Telmatobius cirrhacelis
- Conservation status: Critically Endangered (IUCN 3.1)

Scientific classification
- Kingdom: Animalia
- Phylum: Chordata
- Class: Amphibia
- Order: Anura
- Family: Telmatobiidae
- Genus: Telmatobius
- Species: T. cirrhacelis
- Binomial name: Telmatobius cirrhacelis Trueb, 1979

= Telmatobius cirrhacelis =

- Authority: Trueb, 1979
- Conservation status: CR

Species of frog

Telmatobius cirrhacelis is a species of frog in the family Telmatobiidae. It is endemic to Ecuador.

==Description==
The adult male frog is about 56.6 mm long in snout-vent length and the adult female frog is about 49.6 to 68.7 mm long. The skin of the dorsum brown in color with the distinct orange spots for which the species has its English name. There are also orange spots on the dorsal surfaces of the four limbs. The flanks and limbs are olive-brown in color. The frog's belly is gray and light orange in color. The front and back feet are grayer in color with some less obvious blotching.

==Etymology==
Scientists named the frog using the Greek words kirrhos for "orange" and kelis for "spot."

==Habitat==
This frog lives in cold forests with moss, lichen, bromeliads, and other plants. It lives near streams. Scientists observed this frog between 2700 and 3200 meters above sea level.
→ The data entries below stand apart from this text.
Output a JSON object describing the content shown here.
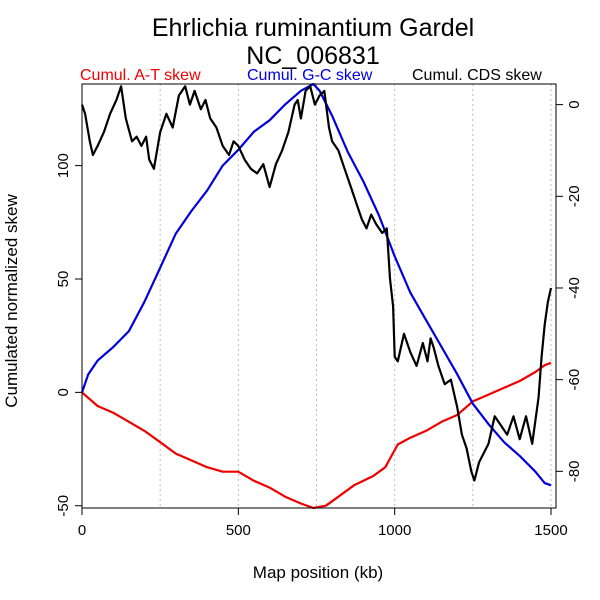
{
  "chart_data": {
    "type": "line",
    "title": "Ehrlichia ruminantium Gardel",
    "subtitle": "NC_006831",
    "xlabel": "Map position (kb)",
    "ylabel": "Cumulated normalized skew",
    "xlim": [
      0,
      1516
    ],
    "ylim": [
      -51,
      136
    ],
    "y2lim": [
      -88,
      4.5
    ],
    "x_ticks": [
      0,
      500,
      1000,
      1500
    ],
    "y_ticks": [
      -50,
      0,
      50,
      100
    ],
    "y2_ticks": [
      0,
      -20,
      -40,
      -60,
      -80
    ],
    "vgrid": [
      0,
      250,
      500,
      750,
      1000,
      1250,
      1500
    ],
    "grid": true,
    "legend_position": "top",
    "colors": {
      "at": "#ee0000",
      "gc": "#0000dd",
      "cds": "#000000",
      "grid": "#bbbbbb"
    },
    "series": [
      {
        "name": "Cumul. A-T skew",
        "axis": "left",
        "x": [
          0,
          50,
          100,
          150,
          200,
          250,
          300,
          350,
          400,
          450,
          500,
          550,
          600,
          650,
          700,
          740,
          780,
          820,
          870,
          930,
          970,
          990,
          1010,
          1050,
          1100,
          1150,
          1200,
          1250,
          1300,
          1350,
          1400,
          1450,
          1480,
          1500
        ],
        "y": [
          0,
          -6,
          -9,
          -13,
          -17,
          -22,
          -27,
          -30,
          -33,
          -35,
          -35,
          -39,
          -42,
          -46,
          -49,
          -51,
          -50,
          -46,
          -41,
          -37,
          -33,
          -28,
          -23,
          -20,
          -17,
          -13,
          -10,
          -4,
          -1,
          2,
          5,
          9,
          12,
          13
        ]
      },
      {
        "name": "Cumul. G-C skew",
        "axis": "left",
        "x": [
          0,
          20,
          50,
          100,
          150,
          200,
          250,
          300,
          350,
          400,
          450,
          500,
          550,
          600,
          650,
          700,
          740,
          760,
          800,
          850,
          900,
          950,
          1000,
          1050,
          1100,
          1150,
          1200,
          1250,
          1300,
          1350,
          1400,
          1450,
          1480,
          1500
        ],
        "y": [
          0,
          8,
          14,
          20,
          27,
          40,
          55,
          70,
          80,
          89,
          100,
          107,
          115,
          120,
          127,
          133,
          136,
          133,
          122,
          106,
          93,
          78,
          60,
          44,
          32,
          20,
          8,
          -5,
          -14,
          -22,
          -28,
          -35,
          -40,
          -41
        ]
      },
      {
        "name": "Cumul. CDS skew",
        "axis": "right",
        "x": [
          0,
          10,
          25,
          35,
          50,
          70,
          90,
          110,
          125,
          140,
          160,
          175,
          190,
          205,
          215,
          230,
          250,
          270,
          290,
          310,
          330,
          345,
          360,
          380,
          395,
          410,
          430,
          450,
          470,
          485,
          500,
          520,
          540,
          560,
          580,
          600,
          620,
          640,
          660,
          680,
          690,
          700,
          715,
          730,
          745,
          760,
          775,
          790,
          800,
          820,
          840,
          860,
          880,
          895,
          910,
          925,
          940,
          960,
          975,
          985,
          995,
          1000,
          1010,
          1030,
          1050,
          1070,
          1090,
          1105,
          1115,
          1125,
          1140,
          1160,
          1180,
          1200,
          1215,
          1230,
          1245,
          1255,
          1270,
          1285,
          1300,
          1320,
          1340,
          1360,
          1380,
          1400,
          1420,
          1440,
          1460,
          1470,
          1480,
          1490,
          1500
        ],
        "y": [
          0,
          -2,
          -8,
          -11,
          -9,
          -6,
          -2,
          1,
          4,
          -3,
          -8,
          -7,
          -9,
          -7,
          -12,
          -14,
          -6,
          -2,
          -5,
          2,
          4,
          0,
          3,
          -1,
          1,
          -3,
          -5,
          -9,
          -11,
          -8,
          -9,
          -12,
          -14,
          -15,
          -13,
          -18,
          -13,
          -10,
          -6,
          0,
          1,
          -3,
          3,
          4,
          0,
          2,
          3,
          -5,
          -8,
          -10,
          -14,
          -18,
          -22,
          -25,
          -27,
          -24,
          -26,
          -28,
          -27,
          -38,
          -44,
          -55,
          -56,
          -50,
          -54,
          -57,
          -52,
          -56,
          -51,
          -53,
          -57,
          -61,
          -60,
          -66,
          -72,
          -75,
          -80,
          -82,
          -78,
          -76,
          -74,
          -68,
          -70,
          -72,
          -68,
          -73,
          -68,
          -74,
          -64,
          -55,
          -48,
          -43,
          -40
        ]
      }
    ]
  }
}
Most of these frogs live in one protected park: Parque Nacional Podocarpus.

==Threats==
The IUCN classifies this frog as critically endangered, with no more than 49 mature individuals alive at any one time.. Scientists believe that diseases, including but not limited to chytridiomycosis, may have affected the population and caused deformities. Climatic changes may also have affected the population. Habitat loss in favor of agriculture, logging, and make ranching. People have also harvested this frog as food.

==Original description==
- Trueb, L. (1979). "Leptodactylid Frogs of the Genus Telmatobius in Ecuador with the Description of a New Species."